La competizione podistica di 120 km che si svolge nel deserto del Sahara, tra Marocco e Algeria, è una versione ridotta dell’iconica Marathon des Sables leggendaria.  Una corsa a piedi lunga 250 chilometri, composta da sei tappe nella regione di Drâa-Tafilalet, a sud-est del Marocco. Il traguardo finale è a Ouarzazate, una città del Marocco al limite del deserto del Sahara, e proprio nel Sahara si trova tutto il percorso. .

di Luciano Corrado

 

Franca Camilla ultima ‘resiliente’ savonese del commercio d’abbigliamento in via Paleocapa. L’attività aveva aperto i battenti nel 1955

Un Savonese. Fabrizio De Feo, 51 anni, ‘immacolato’ da citazioni di cronaca giornalistica e mondo social, è stato tra i partecipanti all’ultima edizione podistica che si è corsa, nel Sahara, tra Marocco e Algeria, 120 km, 460 partecipanti da ogni angolo del mondo. “Eravamo otto italiani. Il mio allenamento? La preparazione? Quella base due ore al giorno per cinque allenamenti alla settimana, qualche ora in più di lunedì”.

Fabrizio De Feo, nel negozio di famiglia, commerciante e maratoneta da 120 km. Unico ligure

De Feo ha partecipato anche ad altre maratone. Il suo unico hobby che divide con l’attività commerciale. Un negozio di abbigliamento in via Paleocapa, a Savona, non lontano dalla cittadella portuale. E sulla sua attività emerge un altra notizia di cronaca bianca inedita. E’ una delle due attività d’abbigliamento savonesi che resistono fino ai nostri giorni nella centralissima via un tempo il ‘vero salotto commerciale della città’.
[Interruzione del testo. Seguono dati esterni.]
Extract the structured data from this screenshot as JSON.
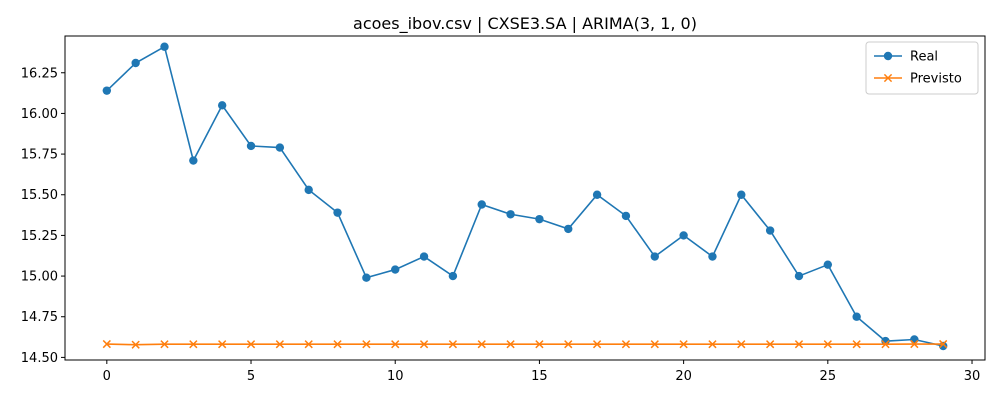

A luglio il compleanno del negozio: 30 anni. “Ma mia nonna aveva iniziato in un altro locale vicino nel 1955. Si vendevano capi di vestiario per donna, uomo, bambini. Papà aveva, a sua volta, avviato un’attività all’ingrosso. Credo unica a Savona. Con quattro dipendenti-rappresentanti si copriva la zona da Ventimiglia a La Spezia, oltre all’entroterra più prossimo alla costa. Compresa la Valbormida. Siamo andati avanti fino al 1998 quando papà è mancato”.

Quanti savonesi esercitano ancora l’attività di commercio famigliare in via Paleocapa. De Feo: “Credo siamo rimasti in tre, forse quattro con un negozio di alimentari di qualità. Prini, abbigliamento e borse, è gestito dal figlio dell’avvocato Di Maggio, e vicino a noi Linea Più. Non credo che siano molti i casi  simili in Italia. La strada, per decenni, più commerciale di Savona si ritrova con tre, quattro superstiti. Parlo di noi”.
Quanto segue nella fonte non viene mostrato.